Peers heard around £9.5 billion of Libyan assets are frozen throughout the UK, although the Government has said international and EU law affects what can be done with the cash.
Speaking as the Lords debated the Bill, Lord Carswell said: "The day before I was sworn in as a High Court judge, a booby trap bomb was left under my car. By the grace of God, I saw it and I escaped.
"A very brave ammunition technical officer risked his life to try to defuse it and, unhappily, was only partly successful.
"The explosion took place and there was an immense amount of damage done to my car - which was a write-off - my house, the contents and, by way of after-effect, my wife's health.
"I had to get on with my job and happily I was able to do so. She was badly affected for a long time.

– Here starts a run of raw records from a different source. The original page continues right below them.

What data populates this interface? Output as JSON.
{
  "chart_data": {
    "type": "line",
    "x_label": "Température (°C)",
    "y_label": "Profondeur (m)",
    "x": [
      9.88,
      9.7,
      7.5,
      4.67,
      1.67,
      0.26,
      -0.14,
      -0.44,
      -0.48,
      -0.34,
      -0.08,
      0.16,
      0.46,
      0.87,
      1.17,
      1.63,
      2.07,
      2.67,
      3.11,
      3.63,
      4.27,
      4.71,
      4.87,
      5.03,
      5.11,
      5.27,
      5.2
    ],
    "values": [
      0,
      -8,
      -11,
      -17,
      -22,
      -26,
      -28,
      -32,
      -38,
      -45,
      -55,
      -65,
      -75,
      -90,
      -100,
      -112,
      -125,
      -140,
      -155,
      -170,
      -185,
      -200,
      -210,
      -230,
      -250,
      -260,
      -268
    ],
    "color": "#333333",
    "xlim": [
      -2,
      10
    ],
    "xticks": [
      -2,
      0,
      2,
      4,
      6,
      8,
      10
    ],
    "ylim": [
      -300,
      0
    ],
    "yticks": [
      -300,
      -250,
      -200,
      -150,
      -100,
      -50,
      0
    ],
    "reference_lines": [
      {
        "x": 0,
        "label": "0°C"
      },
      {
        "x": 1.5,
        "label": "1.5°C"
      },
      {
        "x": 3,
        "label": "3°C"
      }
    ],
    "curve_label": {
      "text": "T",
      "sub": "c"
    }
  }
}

"A couple of years later, my very close friend and colleague, Maurice Gibson, was blown up in his car by a road-side bomb as he crossed the border with his wife.

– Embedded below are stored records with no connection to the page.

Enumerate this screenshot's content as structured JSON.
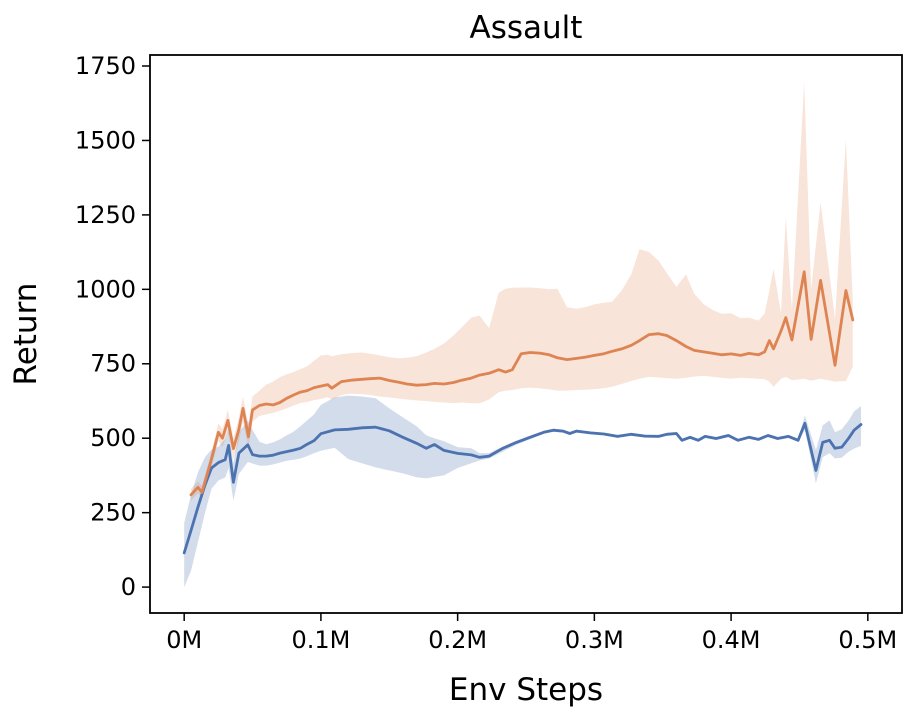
{
  "chart_data": {
    "type": "line",
    "title": "Assault",
    "xlabel": "Env Steps",
    "ylabel": "Return",
    "grid": false,
    "legend": "none",
    "xlim": [
      -0.025,
      0.525
    ],
    "ylim": [
      -87,
      1787
    ],
    "x_ticks": {
      "values": [
        0,
        0.1,
        0.2,
        0.3,
        0.4,
        0.5
      ],
      "labels": [
        "0M",
        "0.1M",
        "0.2M",
        "0.3M",
        "0.4M",
        "0.5M"
      ]
    },
    "y_ticks": {
      "values": [
        0,
        250,
        500,
        750,
        1000,
        1250,
        1500,
        1750
      ],
      "labels": [
        "0",
        "250",
        "500",
        "750",
        "1000",
        "1250",
        "1500",
        "1750"
      ]
    },
    "colors": {
      "blue_line": "#4C72B0",
      "orange_line": "#DD8452",
      "blue_band": "rgba(76,114,176,0.25)",
      "orange_band": "rgba(221,132,82,0.22)",
      "axis": "#000000"
    },
    "series": [
      {
        "name": "blue",
        "color": "#4C72B0",
        "x": [
          0.0,
          0.005,
          0.01,
          0.015,
          0.02,
          0.025,
          0.03,
          0.0325,
          0.036,
          0.04,
          0.0465,
          0.05,
          0.055,
          0.06,
          0.065,
          0.07,
          0.075,
          0.08,
          0.085,
          0.09,
          0.095,
          0.1,
          0.11,
          0.12,
          0.13,
          0.14,
          0.15,
          0.16,
          0.17,
          0.177,
          0.183,
          0.19,
          0.2,
          0.21,
          0.216,
          0.223,
          0.233,
          0.243,
          0.253,
          0.263,
          0.27,
          0.277,
          0.282,
          0.287,
          0.297,
          0.307,
          0.317,
          0.327,
          0.337,
          0.347,
          0.353,
          0.36,
          0.364,
          0.37,
          0.376,
          0.381,
          0.389,
          0.398,
          0.405,
          0.413,
          0.42,
          0.427,
          0.434,
          0.442,
          0.449,
          0.454,
          0.462,
          0.467,
          0.472,
          0.476,
          0.481,
          0.486,
          0.49,
          0.495
        ],
        "mean": [
          115,
          190,
          268,
          340,
          400,
          418,
          428,
          476,
          352,
          450,
          478,
          445,
          440,
          440,
          443,
          450,
          455,
          460,
          466,
          480,
          492,
          515,
          528,
          530,
          535,
          537,
          525,
          503,
          483,
          466,
          479,
          459,
          449,
          444,
          436,
          440,
          466,
          486,
          503,
          520,
          527,
          524,
          516,
          524,
          518,
          514,
          506,
          513,
          507,
          506,
          513,
          516,
          493,
          503,
          493,
          506,
          499,
          509,
          493,
          503,
          496,
          509,
          499,
          506,
          493,
          550,
          392,
          486,
          493,
          466,
          470,
          500,
          527,
          546
        ],
        "low": [
          0,
          55,
          150,
          245,
          330,
          358,
          368,
          400,
          290,
          380,
          420,
          415,
          408,
          408,
          412,
          418,
          424,
          428,
          432,
          440,
          450,
          458,
          468,
          430,
          416,
          402,
          392,
          382,
          369,
          365,
          370,
          375,
          400,
          416,
          425,
          432,
          455,
          478,
          497,
          515,
          522,
          519,
          511,
          519,
          513,
          509,
          501,
          508,
          502,
          501,
          508,
          511,
          488,
          498,
          488,
          501,
          494,
          504,
          488,
          498,
          491,
          504,
          494,
          501,
          488,
          528,
          349,
          436,
          450,
          432,
          435,
          455,
          465,
          475
        ],
        "high": [
          215,
          310,
          385,
          435,
          462,
          472,
          498,
          530,
          415,
          520,
          560,
          528,
          488,
          480,
          486,
          496,
          510,
          522,
          540,
          560,
          580,
          612,
          637,
          643,
          640,
          634,
          600,
          570,
          540,
          510,
          500,
          490,
          470,
          466,
          450,
          450,
          472,
          492,
          509,
          525,
          532,
          529,
          521,
          529,
          523,
          519,
          511,
          518,
          512,
          511,
          518,
          521,
          498,
          508,
          498,
          511,
          504,
          514,
          498,
          508,
          501,
          514,
          504,
          511,
          498,
          576,
          460,
          543,
          560,
          520,
          530,
          560,
          590,
          608
        ]
      },
      {
        "name": "orange",
        "color": "#DD8452",
        "x": [
          0.005,
          0.01,
          0.013,
          0.02,
          0.025,
          0.028,
          0.032,
          0.036,
          0.04,
          0.043,
          0.047,
          0.05,
          0.055,
          0.06,
          0.065,
          0.07,
          0.075,
          0.08,
          0.085,
          0.09,
          0.095,
          0.1,
          0.105,
          0.108,
          0.115,
          0.122,
          0.13,
          0.136,
          0.143,
          0.15,
          0.157,
          0.163,
          0.17,
          0.177,
          0.183,
          0.19,
          0.197,
          0.203,
          0.21,
          0.216,
          0.223,
          0.23,
          0.235,
          0.24,
          0.2465,
          0.253,
          0.26,
          0.267,
          0.273,
          0.28,
          0.287,
          0.293,
          0.3,
          0.307,
          0.313,
          0.32,
          0.327,
          0.333,
          0.34,
          0.347,
          0.353,
          0.36,
          0.367,
          0.373,
          0.38,
          0.387,
          0.393,
          0.4,
          0.407,
          0.413,
          0.42,
          0.4245,
          0.428,
          0.431,
          0.4365,
          0.44,
          0.4445,
          0.4535,
          0.4585,
          0.4655,
          0.476,
          0.484,
          0.489
        ],
        "mean": [
          310,
          335,
          318,
          430,
          520,
          500,
          560,
          465,
          530,
          600,
          505,
          595,
          610,
          615,
          612,
          620,
          634,
          645,
          655,
          660,
          670,
          675,
          680,
          668,
          690,
          695,
          698,
          700,
          702,
          694,
          688,
          682,
          678,
          680,
          684,
          682,
          687,
          695,
          702,
          712,
          718,
          730,
          722,
          730,
          784,
          788,
          786,
          780,
          770,
          764,
          768,
          772,
          778,
          784,
          792,
          800,
          812,
          828,
          848,
          851,
          845,
          828,
          808,
          795,
          790,
          785,
          780,
          783,
          778,
          785,
          780,
          790,
          828,
          800,
          860,
          905,
          830,
          1059,
          832,
          1030,
          745,
          996,
          897
        ],
        "low": [
          290,
          315,
          298,
          405,
          490,
          470,
          520,
          430,
          490,
          555,
          470,
          555,
          575,
          580,
          585,
          592,
          600,
          610,
          618,
          622,
          628,
          632,
          638,
          630,
          645,
          650,
          648,
          645,
          640,
          637,
          633,
          630,
          627,
          625,
          622,
          620,
          618,
          620,
          618,
          617,
          630,
          655,
          660,
          662,
          668,
          670,
          668,
          664,
          660,
          660,
          662,
          663,
          665,
          668,
          673,
          682,
          692,
          700,
          706,
          704,
          702,
          700,
          703,
          707,
          710,
          706,
          703,
          700,
          703,
          702,
          700,
          698,
          690,
          672,
          700,
          706,
          695,
          700,
          693,
          700,
          690,
          692,
          740
        ],
        "high": [
          330,
          355,
          340,
          455,
          550,
          530,
          595,
          500,
          570,
          640,
          545,
          640,
          660,
          680,
          690,
          705,
          715,
          722,
          732,
          742,
          760,
          778,
          780,
          775,
          782,
          786,
          788,
          784,
          778,
          772,
          768,
          770,
          775,
          788,
          800,
          818,
          845,
          872,
          905,
          912,
          870,
          989,
          1002,
          1005,
          1006,
          1006,
          1004,
          1000,
          1002,
          940,
          935,
          940,
          950,
          955,
          958,
          996,
          1050,
          1135,
          1125,
          1096,
          1055,
          1008,
          1050,
          985,
          950,
          930,
          918,
          920,
          903,
          905,
          895,
          918,
          996,
          1069,
          920,
          1242,
          930,
          1694,
          1000,
          1292,
          900,
          1504,
          960
        ]
      }
    ]
  }
}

"The car and its occupants were incinerated. The distress to his family, which I have seen close-up, can never be compensated sufficiently. But it should be registered and an attempt made.
"I really produce these remarks for the simple reason of showing that the distress and effects are real and personal to very many people.
"Most of them have suffered far more than I have, but I can appreciate their feelings and their wishes that this Bill should go through, and I have the pleasure of supporting it."
Foreign Office minister Lord Ahmad of Wimbledon said there are "some practical difficulties" with the Bill's current drafting, adding the Government is taking "practical steps" over the issue of compensation.
He said Foreign Secretary Boris Johnson and his ministerial colleague Alistair Burt have made clear to victims' groups the Government's intention to "communicate effectively and step up engagement" on the issue directly with the Libyan authorities.
Lord Ahmad added: "It is important we do that in the interests of victims and their representatives."
The Bill was given an unopposed second reading and will undergo further scrutiny at a later date.